- Born: January 9, 1976 (age 50) Frankfurt am Main, West Germany
- Occupations: Poet and haiku-writer
- Years active: 2004–present
- Website: Website of Daniel Dölschner (in German)

= Daniel Dölschner =

German poet and Haiku-writer

Daniel Dölschner (born January 9, 1976, in Frankfurt am Main) is a German poet and Haiku-writer.

== Life and career ==
Daniel Dölschner was born in Frankfurt am Main in 1976. Growing up in Kronberg im Taunus, he studied for an eighteen-month stay in the state of Pennsylvania and a half years in Houston in the state of Texas, 1998–2003 American studies and philosophy at the Goethe University Frankfurt.

After his studies he worked as a freelance writer and Haiku poet. In 2004 his first Haiku book Die Hochhäuser im Rücken: Haiku und Senryu. The second book Neu gesehen: Haiku was published in the same year. In 2006, he was represented with his poetic texts in the love poetry anthology Die Jahreszeiten der Liebe in the Martin Werhand Verlag. In 2012 he was a haiku writer in addition to numerous other well-known German poets in the anthology Haiku hier und heute, 112 examples of German haiku poetry from the 21st century, published by Rainer Stolz and Udo Wenzel.

In 2006 the Bremer Straßenbahn AG under the direction of Dr. Joachim Tuz started a visual lyrical project called Poetry in Motion (Poesie bewegt) with many modern authors and their contemporary poems, Daniel Dölschner among them. In addition to the individual publications, Daniel Dölschners works appeared in various annual volumes, Quarterlies, Anthologies and Haiku journals.

Daniel Dölschner is a member of the German Haiku Society and works as freelance writer in Augsburg.

== Publications (selection) ==

=== Books ===
- Die Hochhäuser im Rücken: Haiku und Senryu. Minimart-Verlag, Frankfurt am Main, 2004, ISBN 3-933213-23-1.
- Neu gesehen: Haiku. Wiesenburg-Verlag, Schweinfurt, 2004, ISBN 3-937101-30-6.

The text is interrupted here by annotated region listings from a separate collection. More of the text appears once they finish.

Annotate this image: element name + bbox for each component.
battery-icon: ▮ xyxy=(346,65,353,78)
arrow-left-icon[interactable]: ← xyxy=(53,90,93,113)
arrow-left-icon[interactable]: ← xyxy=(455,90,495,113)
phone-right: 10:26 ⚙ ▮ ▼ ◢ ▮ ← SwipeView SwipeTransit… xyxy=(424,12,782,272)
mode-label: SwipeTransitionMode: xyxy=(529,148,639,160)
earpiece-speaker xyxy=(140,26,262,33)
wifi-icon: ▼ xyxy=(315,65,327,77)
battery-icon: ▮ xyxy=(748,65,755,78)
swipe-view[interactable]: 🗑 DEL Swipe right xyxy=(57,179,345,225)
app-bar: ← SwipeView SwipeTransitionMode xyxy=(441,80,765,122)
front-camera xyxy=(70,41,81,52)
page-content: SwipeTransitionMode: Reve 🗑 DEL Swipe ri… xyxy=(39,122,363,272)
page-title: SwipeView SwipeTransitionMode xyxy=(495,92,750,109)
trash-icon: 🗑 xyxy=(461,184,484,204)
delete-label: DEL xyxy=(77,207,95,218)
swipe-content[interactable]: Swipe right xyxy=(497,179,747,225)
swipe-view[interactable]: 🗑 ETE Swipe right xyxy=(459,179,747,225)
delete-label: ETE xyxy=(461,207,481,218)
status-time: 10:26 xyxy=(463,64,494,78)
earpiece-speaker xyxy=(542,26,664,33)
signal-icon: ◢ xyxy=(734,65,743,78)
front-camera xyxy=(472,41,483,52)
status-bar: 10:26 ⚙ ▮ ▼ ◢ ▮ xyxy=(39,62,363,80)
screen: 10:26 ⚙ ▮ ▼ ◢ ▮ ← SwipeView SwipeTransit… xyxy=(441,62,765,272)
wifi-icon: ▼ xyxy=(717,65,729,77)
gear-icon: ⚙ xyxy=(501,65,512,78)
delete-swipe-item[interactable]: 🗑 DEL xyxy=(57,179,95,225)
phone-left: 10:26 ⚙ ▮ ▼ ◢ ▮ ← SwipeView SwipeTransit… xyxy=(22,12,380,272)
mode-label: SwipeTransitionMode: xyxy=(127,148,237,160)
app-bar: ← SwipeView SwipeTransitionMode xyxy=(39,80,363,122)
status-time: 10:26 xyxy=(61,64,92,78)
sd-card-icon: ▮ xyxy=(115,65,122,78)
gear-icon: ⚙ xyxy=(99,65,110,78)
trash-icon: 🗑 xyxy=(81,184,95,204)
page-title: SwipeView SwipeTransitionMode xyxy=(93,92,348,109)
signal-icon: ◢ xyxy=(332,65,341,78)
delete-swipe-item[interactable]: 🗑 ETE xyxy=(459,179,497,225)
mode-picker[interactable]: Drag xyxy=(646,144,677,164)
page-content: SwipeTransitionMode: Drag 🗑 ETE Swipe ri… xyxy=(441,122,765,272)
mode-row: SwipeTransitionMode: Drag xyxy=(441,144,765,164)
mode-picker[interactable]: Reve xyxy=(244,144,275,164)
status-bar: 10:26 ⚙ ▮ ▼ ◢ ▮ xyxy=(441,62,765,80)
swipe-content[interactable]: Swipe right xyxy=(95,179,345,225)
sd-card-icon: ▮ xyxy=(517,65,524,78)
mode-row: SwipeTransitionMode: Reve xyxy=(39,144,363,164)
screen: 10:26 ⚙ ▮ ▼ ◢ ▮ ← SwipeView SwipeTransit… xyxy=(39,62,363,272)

=== Anthologies (selection) ===
- Haiku heute – Der Lärm des Herzens, Haiki Jahrbuch 2004, Edition Blaue Felder, Tübingen, April 2005, ISBN 3-936487-07-3, P. 11
- Vierteljahresschrift der Deutschen Haiku-Gesellschaft, 18. Volume, Band 70, October 2005, P. 28
- Die Jahreszeiten der Liebe. Anthology, Martin Werhand Verlag, Melsbach 2006, ISBN 3-9806390-4-5.
- Haiku hier und heute. Anthology, Deutscher Taschenbuch Verlag, Munich 2012, ISBN 978-3-423-14102-4.